NIGERIA'S CAPITAL IMPORTATION DOWN 41.3% Q1 2017

There was a significant drop in the inflow of capital into Nigeria in the first quarter of this year compared to the closing 4th quarter of 2016.

According to the National Bureau of Statistics, in its 1st quarter capital importation released today, May 24 2017, capital importation (CI) into Nigeria was $908.27m, down 41.3% on 2016 4 quarter but up 27.5% on 1st quarter of 2016.

The report shows confirms again that foreign investors now prefer to give loans as against direct investment. Other investment sub heading accounted for $383.28m or 42.2% of the total captal imported. This represented a drop from its 2016 1st quarter share of 58.3% and an increase on its share in the 1st quarter of 2016.

The significant development was that Other investment has always been dominated by loans as against foreign direct capital.
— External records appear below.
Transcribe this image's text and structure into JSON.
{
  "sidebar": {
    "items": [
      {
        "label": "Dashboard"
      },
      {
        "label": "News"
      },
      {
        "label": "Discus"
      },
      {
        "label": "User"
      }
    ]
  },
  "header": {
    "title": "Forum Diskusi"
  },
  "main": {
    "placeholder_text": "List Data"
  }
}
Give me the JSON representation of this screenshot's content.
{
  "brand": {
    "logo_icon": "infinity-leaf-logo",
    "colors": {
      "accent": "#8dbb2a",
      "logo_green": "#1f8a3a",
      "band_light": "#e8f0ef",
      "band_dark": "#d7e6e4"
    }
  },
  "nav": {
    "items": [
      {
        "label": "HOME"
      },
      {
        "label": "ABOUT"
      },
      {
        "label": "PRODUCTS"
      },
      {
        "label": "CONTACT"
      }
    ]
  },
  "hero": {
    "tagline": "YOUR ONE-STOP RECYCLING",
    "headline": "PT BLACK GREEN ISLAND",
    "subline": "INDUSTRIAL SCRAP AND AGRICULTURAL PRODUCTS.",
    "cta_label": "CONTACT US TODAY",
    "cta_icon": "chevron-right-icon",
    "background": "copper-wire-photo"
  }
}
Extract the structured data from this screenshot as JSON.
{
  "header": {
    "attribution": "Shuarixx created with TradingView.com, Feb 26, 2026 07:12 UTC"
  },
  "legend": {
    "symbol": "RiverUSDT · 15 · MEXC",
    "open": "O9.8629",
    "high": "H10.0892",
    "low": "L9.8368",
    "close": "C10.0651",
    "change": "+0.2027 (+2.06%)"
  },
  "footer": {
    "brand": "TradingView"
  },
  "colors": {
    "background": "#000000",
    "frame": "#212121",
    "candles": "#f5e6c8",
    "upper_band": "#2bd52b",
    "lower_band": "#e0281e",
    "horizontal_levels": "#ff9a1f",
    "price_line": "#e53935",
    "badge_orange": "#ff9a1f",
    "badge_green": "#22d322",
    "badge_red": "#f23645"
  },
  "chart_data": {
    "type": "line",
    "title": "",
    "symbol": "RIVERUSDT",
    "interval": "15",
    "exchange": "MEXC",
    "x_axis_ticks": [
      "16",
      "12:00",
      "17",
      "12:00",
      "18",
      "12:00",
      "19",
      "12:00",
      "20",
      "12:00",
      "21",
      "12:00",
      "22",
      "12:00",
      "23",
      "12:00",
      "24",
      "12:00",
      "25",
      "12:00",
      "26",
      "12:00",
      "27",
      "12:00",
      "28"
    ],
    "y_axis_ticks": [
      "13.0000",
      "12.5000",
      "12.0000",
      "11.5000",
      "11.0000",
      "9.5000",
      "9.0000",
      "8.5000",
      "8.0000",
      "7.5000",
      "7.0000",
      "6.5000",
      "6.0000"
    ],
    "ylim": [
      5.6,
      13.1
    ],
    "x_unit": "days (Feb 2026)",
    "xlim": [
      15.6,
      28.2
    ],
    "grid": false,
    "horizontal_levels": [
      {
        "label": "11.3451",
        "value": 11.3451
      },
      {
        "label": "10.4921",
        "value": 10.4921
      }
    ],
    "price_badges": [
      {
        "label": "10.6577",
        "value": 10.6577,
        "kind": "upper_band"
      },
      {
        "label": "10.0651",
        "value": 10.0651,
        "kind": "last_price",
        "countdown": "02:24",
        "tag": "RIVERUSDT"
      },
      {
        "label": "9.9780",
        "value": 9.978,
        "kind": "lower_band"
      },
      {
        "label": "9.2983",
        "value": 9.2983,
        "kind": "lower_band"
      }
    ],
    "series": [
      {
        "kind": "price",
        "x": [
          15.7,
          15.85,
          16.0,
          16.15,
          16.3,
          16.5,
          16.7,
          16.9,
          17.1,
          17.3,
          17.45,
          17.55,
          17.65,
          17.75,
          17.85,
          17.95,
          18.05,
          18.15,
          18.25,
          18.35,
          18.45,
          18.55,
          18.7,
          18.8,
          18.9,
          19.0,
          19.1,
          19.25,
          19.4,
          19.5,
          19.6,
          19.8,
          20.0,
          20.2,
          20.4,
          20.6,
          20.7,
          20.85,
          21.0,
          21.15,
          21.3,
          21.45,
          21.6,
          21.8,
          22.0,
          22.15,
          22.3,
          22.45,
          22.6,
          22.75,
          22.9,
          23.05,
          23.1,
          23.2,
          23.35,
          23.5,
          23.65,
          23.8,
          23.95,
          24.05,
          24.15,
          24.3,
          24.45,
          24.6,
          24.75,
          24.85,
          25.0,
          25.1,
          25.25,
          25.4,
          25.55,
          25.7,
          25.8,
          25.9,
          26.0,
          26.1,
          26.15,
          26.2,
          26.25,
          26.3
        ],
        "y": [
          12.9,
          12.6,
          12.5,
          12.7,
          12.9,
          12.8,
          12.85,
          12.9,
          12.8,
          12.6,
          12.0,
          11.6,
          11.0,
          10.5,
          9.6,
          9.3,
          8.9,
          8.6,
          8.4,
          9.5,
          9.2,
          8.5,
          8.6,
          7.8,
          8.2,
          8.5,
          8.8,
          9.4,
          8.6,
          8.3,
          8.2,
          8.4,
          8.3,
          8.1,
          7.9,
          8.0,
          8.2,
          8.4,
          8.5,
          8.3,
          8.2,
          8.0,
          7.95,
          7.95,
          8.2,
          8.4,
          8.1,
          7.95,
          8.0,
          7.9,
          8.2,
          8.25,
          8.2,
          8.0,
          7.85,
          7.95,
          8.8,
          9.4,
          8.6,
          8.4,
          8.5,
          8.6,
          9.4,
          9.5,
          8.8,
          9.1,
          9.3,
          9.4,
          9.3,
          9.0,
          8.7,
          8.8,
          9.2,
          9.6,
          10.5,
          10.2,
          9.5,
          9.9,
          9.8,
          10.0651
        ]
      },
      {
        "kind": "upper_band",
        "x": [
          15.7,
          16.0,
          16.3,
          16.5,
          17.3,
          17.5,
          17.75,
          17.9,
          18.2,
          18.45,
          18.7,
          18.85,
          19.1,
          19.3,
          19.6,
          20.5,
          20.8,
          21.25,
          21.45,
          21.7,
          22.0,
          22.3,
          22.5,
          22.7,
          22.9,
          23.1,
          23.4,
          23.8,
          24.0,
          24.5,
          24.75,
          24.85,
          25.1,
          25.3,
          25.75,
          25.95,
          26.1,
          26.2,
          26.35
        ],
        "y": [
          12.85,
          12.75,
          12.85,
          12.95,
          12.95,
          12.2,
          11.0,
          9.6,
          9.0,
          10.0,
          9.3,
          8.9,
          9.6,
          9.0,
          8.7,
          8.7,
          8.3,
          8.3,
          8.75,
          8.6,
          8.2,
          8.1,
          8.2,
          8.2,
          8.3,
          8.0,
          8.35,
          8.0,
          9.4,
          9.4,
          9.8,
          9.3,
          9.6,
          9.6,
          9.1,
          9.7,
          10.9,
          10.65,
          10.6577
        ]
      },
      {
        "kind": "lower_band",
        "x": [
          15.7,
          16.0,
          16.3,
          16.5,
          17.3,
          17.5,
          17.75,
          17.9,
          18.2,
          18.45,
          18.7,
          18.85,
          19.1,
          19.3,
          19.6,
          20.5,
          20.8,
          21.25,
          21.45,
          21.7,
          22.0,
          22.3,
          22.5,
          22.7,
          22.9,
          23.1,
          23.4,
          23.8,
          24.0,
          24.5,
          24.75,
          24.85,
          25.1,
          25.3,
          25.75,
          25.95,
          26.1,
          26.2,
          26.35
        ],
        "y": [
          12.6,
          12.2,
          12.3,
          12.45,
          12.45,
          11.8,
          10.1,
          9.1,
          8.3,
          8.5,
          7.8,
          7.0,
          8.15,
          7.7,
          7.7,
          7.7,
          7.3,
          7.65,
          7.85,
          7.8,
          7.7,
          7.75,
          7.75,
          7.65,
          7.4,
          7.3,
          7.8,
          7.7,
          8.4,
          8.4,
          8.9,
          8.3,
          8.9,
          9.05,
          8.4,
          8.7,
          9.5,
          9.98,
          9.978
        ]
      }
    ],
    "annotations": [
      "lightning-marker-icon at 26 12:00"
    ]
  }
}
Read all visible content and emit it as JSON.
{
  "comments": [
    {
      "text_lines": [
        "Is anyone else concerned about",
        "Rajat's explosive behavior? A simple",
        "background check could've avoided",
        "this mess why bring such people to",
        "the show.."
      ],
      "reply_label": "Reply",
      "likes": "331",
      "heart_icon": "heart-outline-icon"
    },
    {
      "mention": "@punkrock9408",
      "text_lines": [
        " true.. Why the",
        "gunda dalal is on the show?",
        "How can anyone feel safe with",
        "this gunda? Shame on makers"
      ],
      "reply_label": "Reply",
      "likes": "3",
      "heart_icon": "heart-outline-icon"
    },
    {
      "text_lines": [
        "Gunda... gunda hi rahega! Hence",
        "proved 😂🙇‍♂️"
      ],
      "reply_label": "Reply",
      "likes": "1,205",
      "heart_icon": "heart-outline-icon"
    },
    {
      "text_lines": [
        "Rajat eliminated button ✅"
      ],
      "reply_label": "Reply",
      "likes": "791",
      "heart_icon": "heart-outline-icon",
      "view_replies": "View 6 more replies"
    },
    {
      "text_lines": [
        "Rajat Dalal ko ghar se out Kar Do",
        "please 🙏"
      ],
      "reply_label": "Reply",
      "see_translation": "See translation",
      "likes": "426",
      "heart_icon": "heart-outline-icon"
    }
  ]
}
In the 1st quarter, it accounted for 96.35% of Other capital imported.

However, portfolio investment rose 10.34% to $313.61m in the 1st quarter to make up 34.53% of the total imported capital. This also represented 15.71% increase on 2016 1st quarter level. But increase was not due to equity investment, which is the more long term and comfortable inflow, but significant increase in money market inflows most likely as response to the Central Bank's  deliberate attempt to stimulate this.

Equity inflow declined by 42.19% to $101.99m from $176.44m in 2016 4th quarter while money market instrument inflow leaped the most of all inflows by 156.9% to $211.61m from $82.37m in the previous quarter.

Foreign direct investment (FDI) dropped by 38.66% to $211.38m when compared to 2016 4th quarter but was up 21.1% on 2016 1st quarter.

Importation in the form of Shares dropped by 36.99% to $143.81m and this was also 40.95% down on a year ago although, given the sharp drop in total CI, its share of imported capital increased to 15.8% from 14.74% in the previous quarter.

In terms of business sectors into which CI flowed within the quarter, says the report, Servicing and Telecommunications topped the bill with 16.08% and 16.05% respectively. They were followed by Banking with 13.87% then Oil and gas 11.13%.

The United Kingdom remained the highest source of CI quarterly since 2010 except the two quarters of 2015 second half when uncertainty reigned supreme and many investors became very cautious about Nigeria.

In the quarter under reeview UK accounted for $302.47m or 33.30% of the total followed by the United States of America with $215.66m or 23.74%; Singapore with 8.09% and Mauritius with 7.86%.

In terms of recipient banks, Standard Chartered topped the chart with 25.49% trailed by Access Bank with 16.62%, Ecobank with 15% and Zenith bank about 10%.